バービー人形と他のお人形の違いは、それまでお人形と言えばみんな赤ちゃんや子供の人形だったのが、バービーは大人の女性だということ。それまでのお人形は遊ぶ子供の年齢に合わせたもので、同時に女児たちがお母さんを真似する遊びのためのものだった。言ってみればお人形遊びやおままごとというのは将来女児たちがお母さんになるための修行の始まりだったと言ってもいいだろう。ところがバービー人形は違う。彼女は大人の女性だ。独立心旺盛でお医者さんだったり弁護士だったり大統領だったりするのだ。彼女は単に完璧に美しいだけでなく立派なキャリアもあるのだ。そのうえハンサムなボーイフレンドのケンという男性まで侍らせている。まさにフェミニストの夢だろう。

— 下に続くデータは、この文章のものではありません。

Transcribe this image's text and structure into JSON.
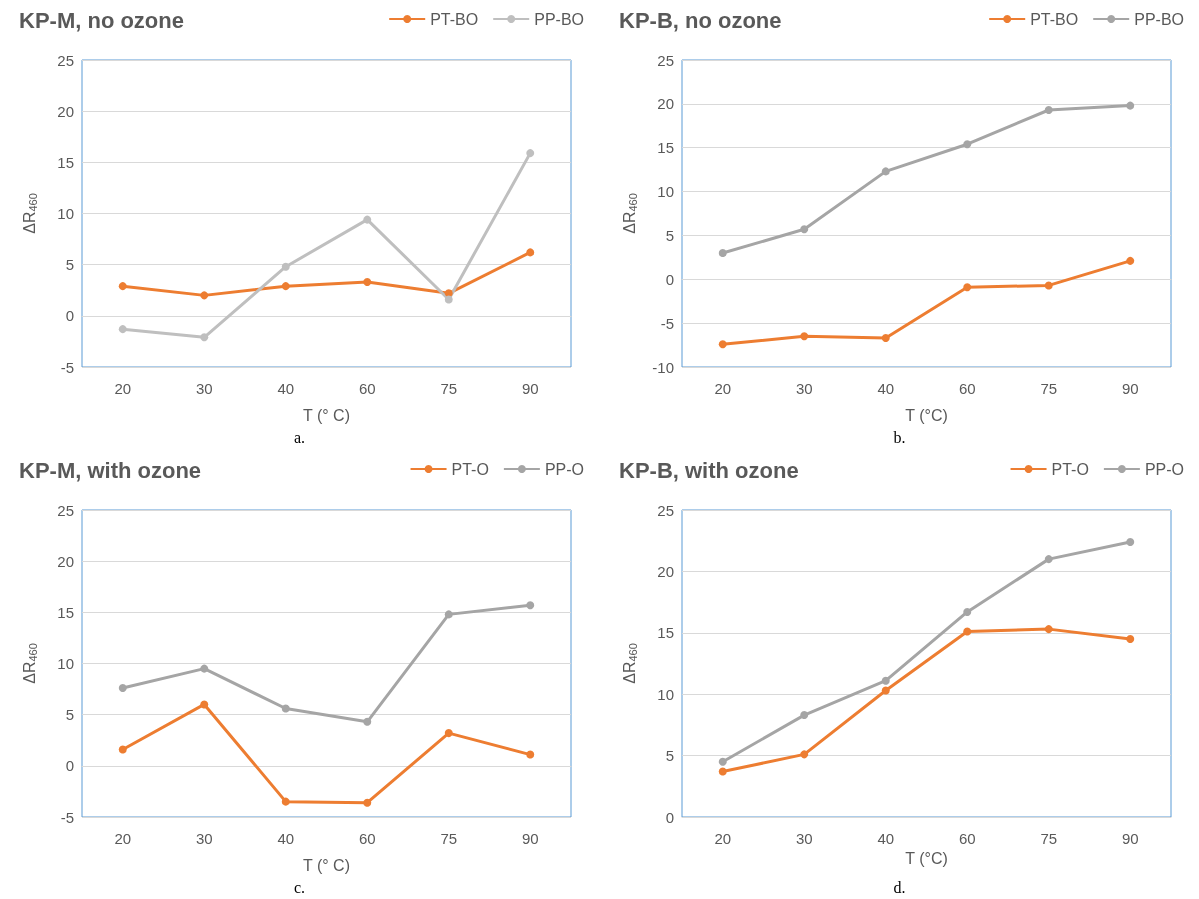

ところが現実社会に行ったバービーは少女たちがバービーの完璧すぎるフェミニスト像に絶望し希望を失っていることを知るのだ。

バービーの世界はプラスチックのファンタジーの世界だ。本当の女性は典型的バービーのように美しくもなければキャリアで成功しているわけでもない。いやよしんば美人でキャリアを持っている、いってみればこの役を演じている女優のような女性の人生もバービーランドのバービーたちのように完ぺきではない。フェミニストが言うようなすべてを完璧に持ち合わせている女性などこの世に存在しないのである。

反対に現実社会でケンは男性が権力を握っていることを知る。バービーやケンの製造会社マテルの重役はすべて男性。バービーランドのケンたちはただハンサムなだけで何も出来ないお飾りなのだが、現実社会では男達が生きがいのある仕事をしているのを見て感動する。しかし現実を理解できないケンは現実社会では男だというだけでなんでもやらせてもらえるのだと勘違いしてしまう。現実社会の男性は男性だから高い地位についているのではなく、実力があるからその地位についているのだということが理解できない。それというのもバービーランドのバービーたちはバービーだというだけで権力があるからである。バービーたちの職業は本物ではない。彼女達の肩書には中身がない。バービーランドでバービーたちがケンたちより権力があるのは、そういうふうに作られたからであって、実際にバービーたちにバービーランドを仕切る才能があるわけではないのだ。

ケンはバービーより一足先にバービーランドに帰ってケンが仕切る社会を作り出す。ケンは他のケン達に「現実社会では男が尊敬されているんだ!」と興奮して語る。どうやったのかケンはバービーたちを洗脳してケンたちに仕えることに満足させてしまう。どうしてそんなことが可能なのかは全く説明されないが、まあそれはいいとしよう。

結局現実社会から戻ったバービーは洗脳されていない他のバービーと、現実社会から連れて来た母親と娘のペアの協力を得てバービーランドを元のバービー支配下に戻すことができる。しかしその時、ケンはバービーに自分は別にバービーランドを支配したかったわけではないと告白。ただ単にバービーから尊敬されてバービーに愛してもらいたかっただけだと語る。

男性は女性の尻に敷かれて生きたいのではない。だが男性がすべてを支配したいわけでもない。ただ女性から尊敬されたいだけなのだ。これがフェミニストの考える理想的男性像だろうか?

私がこの映画がフェミニストの映画だと思わない最大の理由は、最後にバービーがバービーランドを出て現実社会で生きて行こうと決めるところだ。バービーランドはフェミニストの理想社会へと戻ったのだ。典型的バービーは大統領になってその社会を仕切ればいいではないか?それなのに彼女は不完全な現実社会へと出かけていくのだ。

何故?

彼女が最後に行った場所。それは産婦人科だったのだ!

バービーはバービーランドでフェミニストの理想的社会に生きるよりも、現実社会で子供を産むことを選んだのである。これでもこの映画はフェミニスト映画と言えるだろうか?